Fitz would take the picnic basket inside, conveniently avoiding having to deal with the boat again, and Anji and the Doctor would argue some more over exactly how they should maneuver the boat back into the TARDIS and boot cupboard without destroying anything in its path. And then they would land somewhere else, somewhere where the universe was in imminent doom, or maybe just some small portion of the galaxy (or perhaps even just a single planet), and they would be running again.
Anji knew that was all going to happen in the next, oh, hour or so. So when they got the boat back on dry land, and before Fitz could conveniently disappear with the picnic basket, she gave him a quick peck on the cheek and told him, in a low voice so the Doctor wouldn’t overhear, “You really can be an awfully clever fellow sometimes, Fitz.”

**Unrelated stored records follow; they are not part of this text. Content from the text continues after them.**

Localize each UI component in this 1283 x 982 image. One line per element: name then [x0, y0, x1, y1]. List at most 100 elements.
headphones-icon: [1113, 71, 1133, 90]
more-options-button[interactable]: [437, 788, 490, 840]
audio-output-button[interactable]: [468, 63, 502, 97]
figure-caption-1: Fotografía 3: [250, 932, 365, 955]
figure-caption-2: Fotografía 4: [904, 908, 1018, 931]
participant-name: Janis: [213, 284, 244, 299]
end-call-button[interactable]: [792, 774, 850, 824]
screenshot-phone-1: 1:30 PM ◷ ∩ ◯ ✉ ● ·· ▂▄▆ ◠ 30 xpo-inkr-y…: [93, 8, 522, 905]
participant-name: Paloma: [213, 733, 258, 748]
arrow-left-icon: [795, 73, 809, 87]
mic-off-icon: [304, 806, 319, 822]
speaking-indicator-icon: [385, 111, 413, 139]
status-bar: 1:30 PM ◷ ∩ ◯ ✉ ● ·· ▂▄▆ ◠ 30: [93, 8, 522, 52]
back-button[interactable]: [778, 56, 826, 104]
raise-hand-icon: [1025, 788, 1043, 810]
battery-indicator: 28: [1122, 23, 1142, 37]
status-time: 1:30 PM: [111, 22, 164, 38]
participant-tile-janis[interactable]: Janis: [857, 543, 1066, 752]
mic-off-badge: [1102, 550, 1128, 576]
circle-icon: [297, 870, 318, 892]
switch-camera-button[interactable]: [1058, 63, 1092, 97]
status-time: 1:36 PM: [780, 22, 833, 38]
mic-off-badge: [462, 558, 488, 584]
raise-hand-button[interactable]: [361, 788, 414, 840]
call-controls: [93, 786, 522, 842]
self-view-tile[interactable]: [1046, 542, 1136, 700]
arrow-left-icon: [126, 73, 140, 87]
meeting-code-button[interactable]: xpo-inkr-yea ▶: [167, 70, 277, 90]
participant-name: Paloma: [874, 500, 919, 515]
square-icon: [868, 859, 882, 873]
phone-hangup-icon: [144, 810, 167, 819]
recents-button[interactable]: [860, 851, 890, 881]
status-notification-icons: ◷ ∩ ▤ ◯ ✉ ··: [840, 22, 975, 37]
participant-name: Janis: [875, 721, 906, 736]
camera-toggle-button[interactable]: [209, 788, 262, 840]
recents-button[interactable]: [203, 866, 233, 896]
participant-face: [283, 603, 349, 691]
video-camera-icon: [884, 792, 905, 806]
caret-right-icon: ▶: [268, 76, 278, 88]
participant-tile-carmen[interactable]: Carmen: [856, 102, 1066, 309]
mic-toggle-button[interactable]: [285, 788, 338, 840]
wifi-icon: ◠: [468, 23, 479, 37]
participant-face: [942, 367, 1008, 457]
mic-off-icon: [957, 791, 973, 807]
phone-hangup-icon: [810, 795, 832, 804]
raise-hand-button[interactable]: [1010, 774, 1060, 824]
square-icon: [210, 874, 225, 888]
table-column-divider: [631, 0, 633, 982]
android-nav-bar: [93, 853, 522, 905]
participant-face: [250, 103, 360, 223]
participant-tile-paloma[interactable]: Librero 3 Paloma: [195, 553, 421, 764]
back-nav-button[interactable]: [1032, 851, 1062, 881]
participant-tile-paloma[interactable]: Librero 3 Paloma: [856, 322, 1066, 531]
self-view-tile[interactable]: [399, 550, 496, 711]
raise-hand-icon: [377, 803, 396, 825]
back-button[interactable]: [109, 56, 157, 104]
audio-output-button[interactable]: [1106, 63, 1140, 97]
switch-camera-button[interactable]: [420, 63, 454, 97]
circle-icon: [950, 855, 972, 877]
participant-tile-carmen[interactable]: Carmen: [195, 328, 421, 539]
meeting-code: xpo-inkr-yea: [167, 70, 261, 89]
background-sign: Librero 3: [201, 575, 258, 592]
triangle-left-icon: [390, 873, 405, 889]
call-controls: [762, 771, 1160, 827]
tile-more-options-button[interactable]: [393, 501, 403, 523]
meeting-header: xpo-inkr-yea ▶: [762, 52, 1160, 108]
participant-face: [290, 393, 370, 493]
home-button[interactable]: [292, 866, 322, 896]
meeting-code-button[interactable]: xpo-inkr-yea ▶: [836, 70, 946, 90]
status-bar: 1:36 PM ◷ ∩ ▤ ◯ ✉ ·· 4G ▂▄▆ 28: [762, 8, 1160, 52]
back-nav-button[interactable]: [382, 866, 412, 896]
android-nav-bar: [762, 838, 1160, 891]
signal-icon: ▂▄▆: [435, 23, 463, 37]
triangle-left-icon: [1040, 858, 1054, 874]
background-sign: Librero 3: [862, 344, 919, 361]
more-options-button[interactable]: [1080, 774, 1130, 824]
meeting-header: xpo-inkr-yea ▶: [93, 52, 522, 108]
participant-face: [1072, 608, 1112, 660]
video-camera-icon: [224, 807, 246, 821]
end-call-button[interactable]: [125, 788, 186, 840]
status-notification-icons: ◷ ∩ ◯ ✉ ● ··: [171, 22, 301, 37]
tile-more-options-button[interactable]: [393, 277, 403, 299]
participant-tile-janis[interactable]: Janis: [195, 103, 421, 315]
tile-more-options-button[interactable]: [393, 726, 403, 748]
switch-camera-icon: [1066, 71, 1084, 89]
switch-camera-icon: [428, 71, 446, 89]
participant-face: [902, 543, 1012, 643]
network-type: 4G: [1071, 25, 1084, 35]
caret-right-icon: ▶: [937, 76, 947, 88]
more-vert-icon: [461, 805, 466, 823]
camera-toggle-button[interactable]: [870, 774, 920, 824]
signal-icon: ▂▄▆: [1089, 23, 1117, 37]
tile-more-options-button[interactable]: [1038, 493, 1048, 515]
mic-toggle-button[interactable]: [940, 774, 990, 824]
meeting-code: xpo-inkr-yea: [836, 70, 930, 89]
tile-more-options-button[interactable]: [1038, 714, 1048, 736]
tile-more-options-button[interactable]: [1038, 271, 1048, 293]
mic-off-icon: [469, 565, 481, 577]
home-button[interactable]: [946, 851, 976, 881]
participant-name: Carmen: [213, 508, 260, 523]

Fitz’s face went from surprised to genuine delight, and then he gave her a grave bow and went back into the TARDIS. And he was probably going for a smoke, and he’d probably forget to wipe down the picnic basket so they’d find it growing with mold the next time anybody took it out, and it would probably turn out to be mold that was some superintelligent shade of blue or something else that would attempt to take over the universe, but right now, looking around one last time at all the green surrounding them while the Doctor attached the anti-gravity devices to the bottom of the boat, Anji really didn’t mind.
She closed her eyes and turned her face up to the sun, one last time.